Faizal_Ali
(Faizal Ali)
December 22, 2025, 1:54pm
251
Umm, you either have a very short memory, or are counting on the rest of us doing so. Here, for at least the third time that I have pointed it out to you, is Art Hunt’s own response:
11 years ago (give or take), I posted an essay on The Panda’s Thumb that discussed what I believed to me some serious flaws in Doug Axe’s 2004 paper in the Journal of Molecular Biology, or rather, flaws in the ways that the ID community have used the conclusions from that study. Over the years, there have supposedly been some responses from Axe to my essay, but in all reality, to my knowledge, Axe has never addressed the central criticisms I discussed. Joshua has been kind enough to give me a place to revisit this, and maybe elicit a relevant response from the ID community – perhaps Axe, perhaps Anne Gauger, perhaps Brian Miller (the latter two of whom have both avoided my essay with what amount to ad hominem remarks.) What I will do here is: to as briefly as possible, recapitulate my central criticisms so that readers here may understand some of the issues; and raise some new concerns that arose (in my mind) a few years ago, after reading another of Axe’s papers.
For starters, let…
More specifically, here is one particular point that, on its own, completely demolishes Axe’s entire argument:
As I said above, in reading some of Axe’s later work, I realized that the assays he used in his JMB paper are not really suited to the task at hand. In all of the work I am aware of, Axe uses growth of E. coli on ampicillin as a proxy for beta-lactamase activity; as far as I know, he has never published results of direct enzyme assays of any of the beta-lactamase variants he is studying. (I am more than happy to be corrected in this regard, and would be glad to update the following with the data I am asking for below.).

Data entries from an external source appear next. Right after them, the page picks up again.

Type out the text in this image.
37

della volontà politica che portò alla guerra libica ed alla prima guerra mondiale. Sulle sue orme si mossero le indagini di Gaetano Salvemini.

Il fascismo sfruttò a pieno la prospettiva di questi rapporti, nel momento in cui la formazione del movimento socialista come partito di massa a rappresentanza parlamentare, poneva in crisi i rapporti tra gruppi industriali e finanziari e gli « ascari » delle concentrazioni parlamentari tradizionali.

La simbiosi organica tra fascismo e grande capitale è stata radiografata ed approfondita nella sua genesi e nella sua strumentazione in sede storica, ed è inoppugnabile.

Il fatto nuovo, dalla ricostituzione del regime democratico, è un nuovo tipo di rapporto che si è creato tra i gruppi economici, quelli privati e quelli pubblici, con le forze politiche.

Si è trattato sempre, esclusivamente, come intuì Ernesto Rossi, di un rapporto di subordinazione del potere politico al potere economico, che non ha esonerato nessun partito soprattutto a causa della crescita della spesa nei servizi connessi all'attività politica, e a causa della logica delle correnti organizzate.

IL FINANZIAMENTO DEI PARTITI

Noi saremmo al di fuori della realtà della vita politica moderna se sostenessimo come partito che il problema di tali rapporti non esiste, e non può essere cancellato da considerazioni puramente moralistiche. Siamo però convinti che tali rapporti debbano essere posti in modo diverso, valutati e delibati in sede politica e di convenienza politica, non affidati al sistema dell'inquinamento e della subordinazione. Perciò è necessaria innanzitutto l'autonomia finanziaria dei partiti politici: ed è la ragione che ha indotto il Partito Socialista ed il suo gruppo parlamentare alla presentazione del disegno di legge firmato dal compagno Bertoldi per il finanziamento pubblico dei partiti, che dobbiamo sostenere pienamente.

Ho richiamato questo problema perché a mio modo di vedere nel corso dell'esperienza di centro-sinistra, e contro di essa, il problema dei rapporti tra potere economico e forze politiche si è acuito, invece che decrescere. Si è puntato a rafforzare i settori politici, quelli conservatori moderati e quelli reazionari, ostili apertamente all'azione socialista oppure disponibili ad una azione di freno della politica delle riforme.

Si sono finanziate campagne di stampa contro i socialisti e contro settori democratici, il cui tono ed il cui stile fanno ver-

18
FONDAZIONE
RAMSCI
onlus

Anyone who has plated transformed E. coli on ampicillin or other beta-lactams knows that this isn’t a very quantitative method, and certainly not suited to quantitatively distinguishing enzyme variants with differing activities. More to the point of the JMB paper, Axe’s BioComplexity paper shows that, in cases where enzyme activity may be very low, this assay cannot reliably distinguish between low and zero enzyme activity. This is very important – I believe the conditions used by Axe in the 2004 JMB paper cannot distinguish between mutants with low but significant activities and those with no activity. In other words, the accuracy of Axe’s estimates in the 2004 paper cannot be known, and he may be wrong by tens and tens of orders of magnitude or more.
No one, neither you nor anyone from the ID camp (including Axe himself) has responded to this point. Can you explain why?